I do have a question for you. Why do you think you can charge for photography services? What do you offer? You're admittedly a beginner, don't you feel you should be experienced and capable with your equipment before charging? I really would love to hear from you on this as I've never taken the time to ask previously.

I did look at your page and your work. 

I'll tell you something about myself, I started out a while back, was involved in professional event, wedding and portrait shoots but decided I wasn't good enough, capable of delivering what I thought my clients deserved and now shoot purely for my enjoyment and love it. 

Please do feel free to click the Flickr link in my signature below


----------



## katoboe (Oct 24, 2016)

The_Traveler said:


> Kat,
> 
> IMO, you are not yet ready to charge for your work.
> Your photographs are not well done and the website looks very amateurish.
> I'm sorry if this is painful to read but I could not honestly say anything more positive.



Thanks so much for your reply! I have already made some changes to my site and recognize that I have a lot to learn. I am in the process of adding some better shots to my site and have taken down the payment portion. My plan originally was to do some freelance work once I save up for a better camera and use the website as a portfolio.

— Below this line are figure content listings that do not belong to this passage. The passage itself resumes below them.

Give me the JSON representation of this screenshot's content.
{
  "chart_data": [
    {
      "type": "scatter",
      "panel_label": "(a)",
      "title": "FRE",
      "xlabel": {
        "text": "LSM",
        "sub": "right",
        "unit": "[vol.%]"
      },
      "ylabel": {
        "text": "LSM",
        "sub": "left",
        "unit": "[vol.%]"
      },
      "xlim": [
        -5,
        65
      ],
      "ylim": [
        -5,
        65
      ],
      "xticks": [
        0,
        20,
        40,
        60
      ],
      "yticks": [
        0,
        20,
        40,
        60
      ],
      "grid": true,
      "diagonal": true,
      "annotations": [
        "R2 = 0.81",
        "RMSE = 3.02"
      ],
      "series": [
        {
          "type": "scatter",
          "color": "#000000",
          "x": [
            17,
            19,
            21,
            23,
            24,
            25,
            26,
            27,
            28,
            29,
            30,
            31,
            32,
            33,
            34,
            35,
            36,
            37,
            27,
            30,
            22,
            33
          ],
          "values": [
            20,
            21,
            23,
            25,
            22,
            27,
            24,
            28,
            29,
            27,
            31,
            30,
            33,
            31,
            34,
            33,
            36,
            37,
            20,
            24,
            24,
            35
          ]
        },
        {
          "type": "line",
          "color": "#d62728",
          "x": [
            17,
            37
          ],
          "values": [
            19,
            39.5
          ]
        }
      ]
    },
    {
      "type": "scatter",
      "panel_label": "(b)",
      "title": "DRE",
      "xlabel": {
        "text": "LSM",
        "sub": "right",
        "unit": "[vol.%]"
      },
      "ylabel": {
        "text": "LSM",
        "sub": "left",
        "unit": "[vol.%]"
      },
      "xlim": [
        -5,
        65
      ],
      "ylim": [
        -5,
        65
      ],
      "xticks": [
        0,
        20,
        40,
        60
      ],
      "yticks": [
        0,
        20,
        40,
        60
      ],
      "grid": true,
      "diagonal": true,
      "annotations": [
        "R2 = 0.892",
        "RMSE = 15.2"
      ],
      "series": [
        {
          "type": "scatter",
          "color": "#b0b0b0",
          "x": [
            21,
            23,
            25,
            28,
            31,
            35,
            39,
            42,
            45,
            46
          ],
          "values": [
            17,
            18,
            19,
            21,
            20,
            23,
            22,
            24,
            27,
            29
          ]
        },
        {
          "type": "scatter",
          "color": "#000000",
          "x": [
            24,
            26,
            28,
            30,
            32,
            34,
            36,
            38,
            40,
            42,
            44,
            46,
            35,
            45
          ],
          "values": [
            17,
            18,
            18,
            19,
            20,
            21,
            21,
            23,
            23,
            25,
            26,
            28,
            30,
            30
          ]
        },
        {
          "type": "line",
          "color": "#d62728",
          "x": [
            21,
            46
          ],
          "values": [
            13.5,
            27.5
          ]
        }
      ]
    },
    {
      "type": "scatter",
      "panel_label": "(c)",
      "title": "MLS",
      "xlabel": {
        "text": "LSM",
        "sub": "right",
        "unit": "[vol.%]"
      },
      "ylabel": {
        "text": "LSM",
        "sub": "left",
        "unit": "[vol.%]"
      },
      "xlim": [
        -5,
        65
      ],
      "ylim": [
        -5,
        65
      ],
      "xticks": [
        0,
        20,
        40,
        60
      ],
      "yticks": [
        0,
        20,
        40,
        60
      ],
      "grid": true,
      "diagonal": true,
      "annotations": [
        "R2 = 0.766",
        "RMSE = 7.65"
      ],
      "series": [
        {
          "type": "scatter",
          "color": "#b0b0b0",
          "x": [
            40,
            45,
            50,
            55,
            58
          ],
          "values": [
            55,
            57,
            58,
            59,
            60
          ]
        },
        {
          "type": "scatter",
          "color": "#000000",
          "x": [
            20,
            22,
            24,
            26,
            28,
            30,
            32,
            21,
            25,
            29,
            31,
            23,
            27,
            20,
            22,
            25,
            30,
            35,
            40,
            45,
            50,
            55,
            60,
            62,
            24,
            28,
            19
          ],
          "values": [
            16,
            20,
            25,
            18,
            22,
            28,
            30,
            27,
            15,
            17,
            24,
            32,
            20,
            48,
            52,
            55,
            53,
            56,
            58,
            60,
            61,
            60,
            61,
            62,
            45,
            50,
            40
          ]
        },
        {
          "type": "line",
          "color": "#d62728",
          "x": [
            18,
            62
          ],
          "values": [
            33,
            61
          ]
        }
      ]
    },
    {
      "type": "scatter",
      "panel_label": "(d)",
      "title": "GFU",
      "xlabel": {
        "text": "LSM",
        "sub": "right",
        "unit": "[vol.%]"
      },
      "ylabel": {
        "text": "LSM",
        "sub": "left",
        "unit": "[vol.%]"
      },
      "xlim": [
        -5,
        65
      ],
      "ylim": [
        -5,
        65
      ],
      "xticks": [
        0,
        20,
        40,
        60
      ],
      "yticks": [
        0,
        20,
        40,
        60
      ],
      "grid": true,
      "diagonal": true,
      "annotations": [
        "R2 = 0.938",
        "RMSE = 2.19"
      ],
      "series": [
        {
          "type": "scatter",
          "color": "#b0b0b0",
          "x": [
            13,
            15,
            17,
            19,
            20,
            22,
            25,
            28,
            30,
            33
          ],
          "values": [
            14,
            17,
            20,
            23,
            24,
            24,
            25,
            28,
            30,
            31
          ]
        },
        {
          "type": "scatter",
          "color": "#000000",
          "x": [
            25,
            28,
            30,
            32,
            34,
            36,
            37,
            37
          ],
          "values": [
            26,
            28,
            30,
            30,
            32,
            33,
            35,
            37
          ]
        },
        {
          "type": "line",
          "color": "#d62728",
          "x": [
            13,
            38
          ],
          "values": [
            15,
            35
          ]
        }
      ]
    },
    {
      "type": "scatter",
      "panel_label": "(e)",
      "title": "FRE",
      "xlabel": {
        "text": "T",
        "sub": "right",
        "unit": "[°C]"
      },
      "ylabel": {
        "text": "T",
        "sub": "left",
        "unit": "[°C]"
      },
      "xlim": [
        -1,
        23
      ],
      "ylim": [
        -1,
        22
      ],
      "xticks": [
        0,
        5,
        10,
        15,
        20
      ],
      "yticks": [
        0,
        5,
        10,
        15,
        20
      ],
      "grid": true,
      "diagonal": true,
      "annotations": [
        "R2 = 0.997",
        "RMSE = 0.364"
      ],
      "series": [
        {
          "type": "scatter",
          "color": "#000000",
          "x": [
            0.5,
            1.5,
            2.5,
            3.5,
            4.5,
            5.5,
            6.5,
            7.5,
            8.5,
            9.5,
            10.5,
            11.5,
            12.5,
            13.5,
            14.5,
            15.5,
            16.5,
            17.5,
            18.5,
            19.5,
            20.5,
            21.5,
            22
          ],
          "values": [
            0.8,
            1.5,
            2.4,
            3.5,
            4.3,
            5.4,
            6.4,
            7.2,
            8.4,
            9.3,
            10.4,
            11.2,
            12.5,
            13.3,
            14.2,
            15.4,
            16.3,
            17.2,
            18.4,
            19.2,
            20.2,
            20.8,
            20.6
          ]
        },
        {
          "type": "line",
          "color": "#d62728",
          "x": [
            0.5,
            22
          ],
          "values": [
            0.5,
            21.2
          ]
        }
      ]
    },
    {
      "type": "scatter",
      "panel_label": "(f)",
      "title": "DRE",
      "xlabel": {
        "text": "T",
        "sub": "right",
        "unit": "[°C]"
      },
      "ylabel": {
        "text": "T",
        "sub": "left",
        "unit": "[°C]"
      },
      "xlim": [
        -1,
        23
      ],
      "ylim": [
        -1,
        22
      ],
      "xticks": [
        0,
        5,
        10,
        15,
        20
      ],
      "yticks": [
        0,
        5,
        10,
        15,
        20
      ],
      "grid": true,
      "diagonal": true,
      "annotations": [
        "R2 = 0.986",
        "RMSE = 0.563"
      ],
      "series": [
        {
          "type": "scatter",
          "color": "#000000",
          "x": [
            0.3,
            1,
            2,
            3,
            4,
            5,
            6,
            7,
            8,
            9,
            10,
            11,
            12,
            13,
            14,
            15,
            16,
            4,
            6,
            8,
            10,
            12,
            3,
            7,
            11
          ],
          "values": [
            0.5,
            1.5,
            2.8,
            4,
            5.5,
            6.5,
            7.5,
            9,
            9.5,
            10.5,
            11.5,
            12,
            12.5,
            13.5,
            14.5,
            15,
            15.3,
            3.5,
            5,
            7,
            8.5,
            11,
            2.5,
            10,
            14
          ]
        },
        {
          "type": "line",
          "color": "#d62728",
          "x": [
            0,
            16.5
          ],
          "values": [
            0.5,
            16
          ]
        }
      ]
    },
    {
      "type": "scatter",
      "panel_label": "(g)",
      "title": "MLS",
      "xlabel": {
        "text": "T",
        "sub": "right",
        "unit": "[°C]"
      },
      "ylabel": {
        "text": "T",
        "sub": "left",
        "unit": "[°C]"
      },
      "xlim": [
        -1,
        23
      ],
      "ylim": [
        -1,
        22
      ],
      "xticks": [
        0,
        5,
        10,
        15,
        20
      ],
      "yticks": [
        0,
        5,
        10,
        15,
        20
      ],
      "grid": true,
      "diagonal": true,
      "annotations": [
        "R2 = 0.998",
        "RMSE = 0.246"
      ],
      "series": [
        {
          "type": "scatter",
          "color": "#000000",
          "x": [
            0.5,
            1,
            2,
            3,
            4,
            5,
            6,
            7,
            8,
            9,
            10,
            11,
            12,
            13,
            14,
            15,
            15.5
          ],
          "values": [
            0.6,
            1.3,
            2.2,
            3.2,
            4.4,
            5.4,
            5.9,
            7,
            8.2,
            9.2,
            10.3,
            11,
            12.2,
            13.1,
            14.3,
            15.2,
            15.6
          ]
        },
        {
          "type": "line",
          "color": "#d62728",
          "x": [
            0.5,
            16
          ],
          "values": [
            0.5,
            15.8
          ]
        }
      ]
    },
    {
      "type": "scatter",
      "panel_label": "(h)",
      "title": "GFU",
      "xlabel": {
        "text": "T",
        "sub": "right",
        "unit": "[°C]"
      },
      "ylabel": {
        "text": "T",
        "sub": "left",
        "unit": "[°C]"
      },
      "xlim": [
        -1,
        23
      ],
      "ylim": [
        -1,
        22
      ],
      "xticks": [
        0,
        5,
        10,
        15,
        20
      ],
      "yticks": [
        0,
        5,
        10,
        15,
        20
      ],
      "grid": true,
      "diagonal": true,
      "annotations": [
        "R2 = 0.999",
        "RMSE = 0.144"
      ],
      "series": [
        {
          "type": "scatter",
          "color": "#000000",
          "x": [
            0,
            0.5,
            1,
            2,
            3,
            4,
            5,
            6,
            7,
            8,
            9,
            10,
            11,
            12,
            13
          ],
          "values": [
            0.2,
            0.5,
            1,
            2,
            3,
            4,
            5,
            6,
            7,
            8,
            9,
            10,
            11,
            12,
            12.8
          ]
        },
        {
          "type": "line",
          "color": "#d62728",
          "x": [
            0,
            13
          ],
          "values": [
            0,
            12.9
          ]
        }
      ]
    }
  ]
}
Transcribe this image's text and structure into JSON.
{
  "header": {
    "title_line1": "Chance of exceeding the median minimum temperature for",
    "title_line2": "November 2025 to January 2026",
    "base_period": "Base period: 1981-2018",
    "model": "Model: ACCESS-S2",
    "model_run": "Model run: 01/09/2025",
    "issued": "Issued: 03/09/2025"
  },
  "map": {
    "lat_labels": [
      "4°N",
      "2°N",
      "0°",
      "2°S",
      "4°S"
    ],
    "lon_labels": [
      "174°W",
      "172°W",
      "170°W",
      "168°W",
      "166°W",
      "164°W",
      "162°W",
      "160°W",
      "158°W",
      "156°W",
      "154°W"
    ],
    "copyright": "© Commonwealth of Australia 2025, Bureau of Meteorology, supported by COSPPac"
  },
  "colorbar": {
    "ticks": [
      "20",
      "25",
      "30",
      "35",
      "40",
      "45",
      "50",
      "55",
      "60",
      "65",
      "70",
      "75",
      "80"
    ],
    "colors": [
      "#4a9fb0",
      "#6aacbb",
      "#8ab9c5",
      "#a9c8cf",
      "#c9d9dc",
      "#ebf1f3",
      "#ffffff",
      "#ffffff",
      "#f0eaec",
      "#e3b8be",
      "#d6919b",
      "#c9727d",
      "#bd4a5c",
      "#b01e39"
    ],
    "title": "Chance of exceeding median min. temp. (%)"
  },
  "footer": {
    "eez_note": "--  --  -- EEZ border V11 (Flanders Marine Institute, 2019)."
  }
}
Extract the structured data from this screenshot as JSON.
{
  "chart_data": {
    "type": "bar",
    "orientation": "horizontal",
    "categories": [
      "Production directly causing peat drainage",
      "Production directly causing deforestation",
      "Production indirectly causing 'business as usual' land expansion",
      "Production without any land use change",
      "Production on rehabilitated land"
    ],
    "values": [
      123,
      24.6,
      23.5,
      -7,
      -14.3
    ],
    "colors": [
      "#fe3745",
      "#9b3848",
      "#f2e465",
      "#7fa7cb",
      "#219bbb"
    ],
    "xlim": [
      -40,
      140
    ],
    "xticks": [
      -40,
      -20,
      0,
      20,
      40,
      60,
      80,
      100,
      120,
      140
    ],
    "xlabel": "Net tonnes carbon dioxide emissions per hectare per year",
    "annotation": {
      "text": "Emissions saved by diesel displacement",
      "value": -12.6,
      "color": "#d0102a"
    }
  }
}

I designed the website myself, because it is the cheapest way to go, for now.

Photography may end up being just a hobby for me, but I am very passionate about it because I enjoy the creative aspects of this art and want to learn all I can about this work.

Do you know of any free training or have any other suggestions for my moving forward?

I appreciate your time!

thx,

Kat


----------



## The_Traveler (Oct 24, 2016)

There are literally tens of thousands of videos on specific subjects but perhaps you need a more general approach at first.
There is a whole vocabulary and concepts to learn and the learning process is never over.
IMO, the two best ways to understand pictures and how people see them is to start posting individual images here and getting feedback and looking at other people's posted pictures and the responses they get.

When you come across vocabulary or concepts you don't understand, that will provide direction for learning.

and these may help:

11 Tips for Beginning Photographers - How to Start Taking Pictures

Composition and Critique - understanding a photograph


----------